One mile east of here is the site of the town of Pilaklikaha, established in 1813 by Black Seminoles. Meaning "many ponds" in the Mikasuki language, Pilaklikaha was the largest and most prosperous Black Seminole town in Florida, with a population of 100 men, women, and children. Many Black Seminoles were formerly enslaved peoples of African descent who fled bondage to Spanish Florida following the American Revolution. Driven into the Alachua and Suwannee regions by Georgia and Tennessee militias, they joined and mingled with the native Seminoles. Black Seminoles, though not formally adopted into the Seminole Tribe, formed a relationship with the native Seminoles who protected them from slave catchers in exchange for military aid and a portion of their crops as tribute. At its peak, Pilaklikaha contained timber, thatch-and-daub homes, corn cribs, and fences. Residents may have accumulated few possessions beyond simple dishes, arms, beads, and hand-made brushed pottery. During the 1820s, the settlement was visited by two American officials, Horatio Dexter and Lt. George McCall, who reported herds of cattle and horses along with fields of rice, beans, melons, pumpkins, and peanuts.
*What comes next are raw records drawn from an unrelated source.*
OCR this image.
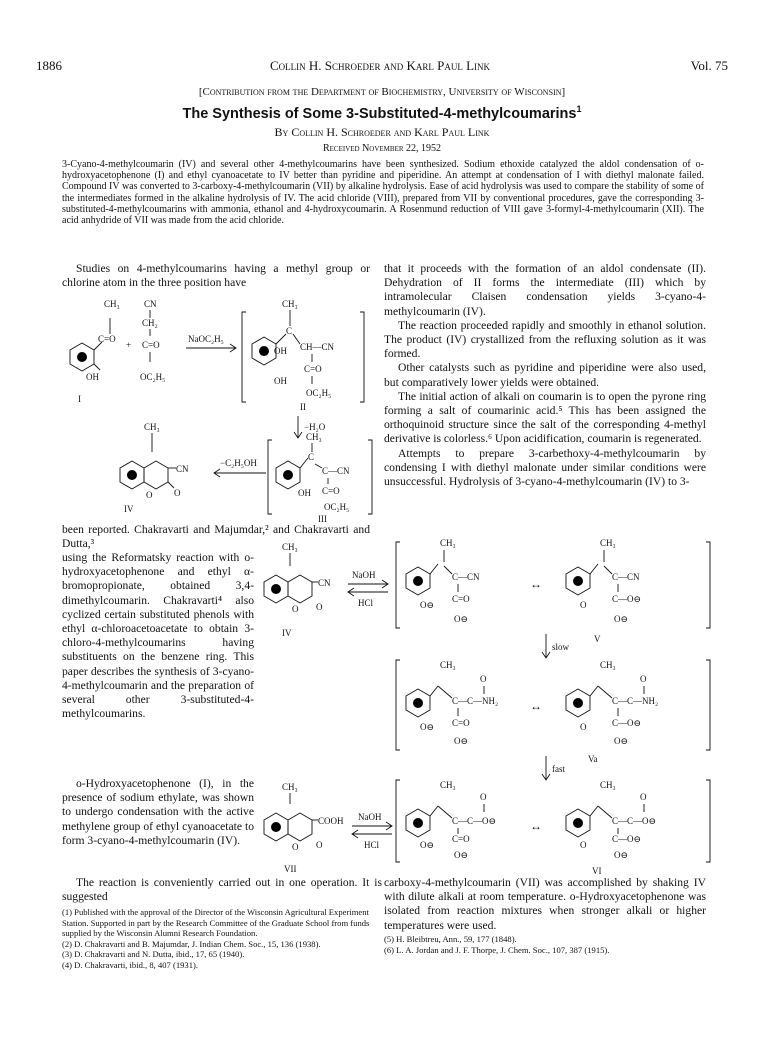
1886	Collin H. Schroeder and Karl Paul Link	Vol. 75
[Contribution from the Department of Biochemistry, University of Wisconsin]
The Synthesis of Some 3-Substituted-4-methylcoumarins$^1$
By Collin H. Schroeder and Karl Paul Link
Received November 22, 1952
3-Cyano-4-methylcoumarin (IV) and several other 4-methylcoumarins have been synthesized. Sodium ethoxide catalyzed the aldol condensation of o-hydroxyacetophenone (I) and ethyl cyanoacetate to IV better than pyridine and piperidine. An attempt at condensation of I with diethyl malonate failed. Compound IV was converted to 3-carboxy-4-methylcoumarin (VII) by alkaline hydrolysis. Ease of acid hydrolysis was used to compare the stability of some of the intermediates formed in the alkaline hydrolysis of IV. The acid chloride (VIII), prepared from VII by conventional procedures, gave the corresponding 3-substituted-4-methylcoumarins with ammonia, ethanol and 4-hydroxycoumarin. A Rosenmund reduction of VIII gave 3-formyl-4-methylcoumarin (XII). The acid anhydride of VII was made from the acid chloride.

Studies on 4-methylcoumarins having a methyl group or chlorine atom in the three position have

CH₃
C=O
OH
I
CN
CH₂
+ C=O
OC₂H₅
NaOC₂H₅
CH₃
C
CH—CN
OH
C=O
OH
OC₂H₅
II
−H₂O
CH₃
C
C—CN
C=O
OH
OC₂H₅
III
−C₂H₅OH
CH₃
CN
O O
IV

been reported. Chakravarti and Majumdar,² and Chakravarti and Dutta,³

using the Reformatsky reaction with o-hydroxyacetophenone and ethyl α-bromopropionate, obtained 3,4-dimethylcoumarin. Chakravarti⁴ also cyclized certain substituted phenols with ethyl α-chloroacetoacetate to obtain 3-chloro-4-methylcoumarins having substituents on the benzene ring. This paper describes the synthesis of 3-cyano-4-methylcoumarin and the preparation of several other 3-substituted-4-methylcoumarins.

o-Hydroxyacetophenone (I), in the presence of sodium ethylate, was shown to undergo condensation with the active methylene group of ethyl cyanoacetate to form 3-cyano-4-methylcoumarin (IV).

The reaction is conveniently carried out in one operation. It is suggested

(1) Published with the approval of the Director of the Wisconsin Agricultural Experiment Station. Supported in part by the Research Committee of the Graduate School from funds supplied by the Wisconsin Alumni Research Foundation.
(2) D. Chakravarti and B. Majumdar, J. Indian Chem. Soc., 15, 136 (1938).
(3) D. Chakravarti and N. Dutta, ibid., 17, 65 (1940).
(4) D. Chakravarti, ibid., 8, 407 (1931).

that it proceeds with the formation of an aldol condensate (II). Dehydration of II forms the intermediate (III) which by intramolecular Claisen condensation yields 3-cyano-4-methylcoumarin (IV).

The reaction proceeded rapidly and smoothly in ethanol solution. The product (IV) crystallized from the refluxing solution as it was formed.

Other catalysts such as pyridine and piperidine were also used, but comparatively lower yields were obtained.

The initial action of alkali on coumarin is to open the pyrone ring forming a salt of coumarinic acid.⁵ This has been assigned the orthoquinoid structure since the salt of the corresponding 4-methyl derivative is colorless.⁶ Upon acidification, coumarin is regenerated.

Attempts to prepare 3-carbethoxy-4-methylcoumarin by condensing I with diethyl malonate under similar conditions were unsuccessful. Hydrolysis of 3-cyano-4-methylcoumarin (IV) to 3-

CH₃
CN
O O
IV
NaOH
HCl
CH₃
C—CN
C=O
O⊖
O⊖
↔
CH₃
C—CN
C—O⊖
O
O⊖
V
slow
CH₃
O
C—C—NH₂
C=O
O⊖
O⊖
↔
CH₃
O
C—C—NH₂
C—O⊖
O
O⊖
Va
fast
CH₃
COOH
O O
VII
NaOH
HCl
CH₃
O
C—C—O⊖
C=O
O⊖
O⊖
↔
CH₃
O
C—C—O⊖
C—O⊖
O
O⊖
VI

carboxy-4-methylcoumarin (VII) was accomplished by shaking IV with dilute alkali at room temperature. o-Hydroxyacetophenone was isolated from reaction mixtures when stronger alkali or higher temperatures were used.

(5) H. Bleibtreu, Ann., 59, 177 (1848).
(6) L. A. Jordan and J. F. Thorpe, J. Chem. Soc., 107, 387 (1915).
Pilaklikaha was also known as "Abraham's
Old Town," named after Abraham, who came to the area after escaping slavery in Pensacola around 1826. Abraham served as a skilled interpreter and the voice of the Seminoles during treaty negotiations with the United States government. He rose to prominence as the counselor for Chief Micanopy, even accompanying him on a diplomatic trip to Washington, D.C. Abraham was later released from service in appreciation for his work. Assuming a connection to the Dade Massacre in 1835, United States Army soldiers, under the command of Brigadier General Abraham Eustis, burned Pilaklikaha to the ground on March 30, 1836, during the second escalation of the Seminole War. All the residents of Abraham's town escaped weeks before its destruction. During the conflict, many native Seminoles and some Black Seminoles, including Abraham, were forcibly relocated to Indian Territory, in present-day Oklahoma, as part of the "Trail of Tears." Abraham died in Indian Territory sometime after 1870.